Che ne è stato della storia raccontata da Thomas Paine o della speranza di una repubblica democratica fondata sulle leggi della natura e il regno della ragione? Dove è finita la saggezza di Abraham Lincoln o l'idealismo di Franklin D. Roosevelt?
Queste domande non trovano risposte rassicuranti. La visione del presidente Bush che agita il pugno della virtù in direzione dei quattro cavalieri dell'Apocalisse non evoca la teoria politica di James Madison: fa pensare piuttosto al puritano Jonathan Edwards che fa un sermone astioso di fronte a un'assemblea di peccatori nel Massachusetts coloniale: «l'arco della collera di Dio è teso e la freccia pronta sulla corda e la giustizia tende l'arco verso il vostro cuore...»; o piuttosto ad al-Hadjaj, governatore di Baghdad nel 694, che accoglieva gli abitanti con un messaggio destinato a provocare schock e paura: «oh popolo d'Iraq... attraverso Dio ti spoglierò come una scorza d'albero, ti affastellerò come una fascina di legna, ti batterò come si battono i cammelli erranti... Attraverso Dio, ciò che prometto, compio; ciò che mi propongo di fare, lo realizzo; ciò che misuro, taglio».

Dalla preistoria a oggi Gli artefici delle libertà americane erano scopritori di piante e stelle, incantati da ciò che Thomas Jefferson chiamava «l'inimitabile libertà dello spirito umano». Studiavano scienza e filosofia con lo stesso entusiasmo degli esploratori che disegnavano la cartografia delle sorgenti del Missouri o misuravano il passaggio di Venere.
Non sapevano che farsene dei preti e insistevano sulla separazione della chiesa dallo stato, non per timore che il potere dello stato minacciasse la religione, ma, più giudiziosamente, per paura che il potere della religione minacciasse lo stato.
Senza dimenticare le guerre di religione, il massacro della notte di san Bartolomeo, i fuochi dell'Inquisizione cattolica e la croce insanguinata delle crociate medievali in Europa, Jefferson assimilava il potere della religione a una tirannide che «è stata duramente subita dall'umanità e ha riempito la storia di dieci o venti secoli con troppe atrocità per non meritare che le venga proibito di immischiarsi negli affari di governo».
Il presidente Bush parla a nome della preistoria statunitense, dall'alto di una cattedra eretta nella foresta del puritanesimo, in un'epoca in cui l'America non aveva ancora ricevuto il dono dei libri. Se crediamo ai suoi biografi, abbiamo oggi alla Casa bianca un presidente così convinto che il corso degli avvenimenti della storia si trovi «nelle mani di un Dio giusto e fedele» da scambiare la propria ignoranza per virtù e la mancanza di curiosità per segno di forza morale.

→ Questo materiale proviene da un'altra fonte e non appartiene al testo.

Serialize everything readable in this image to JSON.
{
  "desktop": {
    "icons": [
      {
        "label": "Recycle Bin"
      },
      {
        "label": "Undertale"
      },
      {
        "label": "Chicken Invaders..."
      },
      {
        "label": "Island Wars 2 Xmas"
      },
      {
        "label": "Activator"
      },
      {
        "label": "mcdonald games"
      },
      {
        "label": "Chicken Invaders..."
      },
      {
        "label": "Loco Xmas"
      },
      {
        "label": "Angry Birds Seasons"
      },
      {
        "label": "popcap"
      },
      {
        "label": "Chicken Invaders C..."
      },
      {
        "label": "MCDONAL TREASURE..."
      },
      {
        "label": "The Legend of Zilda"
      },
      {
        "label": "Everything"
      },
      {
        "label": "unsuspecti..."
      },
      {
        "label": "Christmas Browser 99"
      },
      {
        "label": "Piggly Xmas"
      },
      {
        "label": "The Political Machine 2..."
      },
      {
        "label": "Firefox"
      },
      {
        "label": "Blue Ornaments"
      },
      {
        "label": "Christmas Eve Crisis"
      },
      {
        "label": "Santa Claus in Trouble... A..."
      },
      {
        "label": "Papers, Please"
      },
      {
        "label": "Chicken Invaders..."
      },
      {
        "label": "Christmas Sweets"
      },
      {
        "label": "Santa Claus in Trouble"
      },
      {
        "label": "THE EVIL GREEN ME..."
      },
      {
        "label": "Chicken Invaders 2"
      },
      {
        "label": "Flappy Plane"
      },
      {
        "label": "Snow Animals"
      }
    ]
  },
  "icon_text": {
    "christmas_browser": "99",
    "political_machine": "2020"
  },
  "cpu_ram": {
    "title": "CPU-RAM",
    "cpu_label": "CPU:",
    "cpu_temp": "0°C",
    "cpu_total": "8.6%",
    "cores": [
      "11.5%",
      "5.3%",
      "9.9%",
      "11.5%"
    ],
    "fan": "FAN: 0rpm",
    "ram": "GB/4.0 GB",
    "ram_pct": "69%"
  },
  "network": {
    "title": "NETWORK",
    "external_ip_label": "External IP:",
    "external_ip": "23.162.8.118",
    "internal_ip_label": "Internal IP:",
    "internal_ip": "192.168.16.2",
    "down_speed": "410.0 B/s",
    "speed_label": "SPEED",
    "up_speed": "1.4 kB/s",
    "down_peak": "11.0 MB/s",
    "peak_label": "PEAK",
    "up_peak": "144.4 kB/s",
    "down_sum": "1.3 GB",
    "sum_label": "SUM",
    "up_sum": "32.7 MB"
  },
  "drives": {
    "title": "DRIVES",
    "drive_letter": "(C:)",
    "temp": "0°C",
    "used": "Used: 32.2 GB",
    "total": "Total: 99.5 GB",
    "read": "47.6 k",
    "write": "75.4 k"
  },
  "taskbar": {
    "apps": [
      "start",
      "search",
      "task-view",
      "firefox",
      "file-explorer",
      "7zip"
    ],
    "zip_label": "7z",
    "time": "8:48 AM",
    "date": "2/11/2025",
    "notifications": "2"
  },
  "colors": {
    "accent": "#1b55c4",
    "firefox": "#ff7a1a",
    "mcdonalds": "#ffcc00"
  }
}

Un modo di pensare così primitivo (un misto di paura, intolleranza e attrazione per la magia) oscura lo spirito degli sciamani che disegnano i piani del Pentagono per sconfiggere il Male, e spiega il regno punitivo della virtù che ministero della giustizia, Congresso e Corte suprema impongono oggi alla società statunitense.
Questo ripiego collettivo nelle brume di un passato semplificato rivela l'esaurimento dello spirito che aveva ispirato la Costituzione e sorretto per due secoli l'esperienza statunitense di libertà. I nostri esperti in geopolitica a Washington si esaltano immaginando la loro guerra contro il terrorismo come uno «scontro tra civiltà».
In realtà si tratta di uno scontro tra superstizioni, e quando li ascoltiamo sentiamo il rullare dei tamburi di guerra e l'eco dei corni di bronzo che risuonano nella notte dei tempi.
(Traduzione di A. M. M.)

* Redattore capo di Harpers, New York, autore di Djihad américain, Saint-Simon, Parigi, 2002.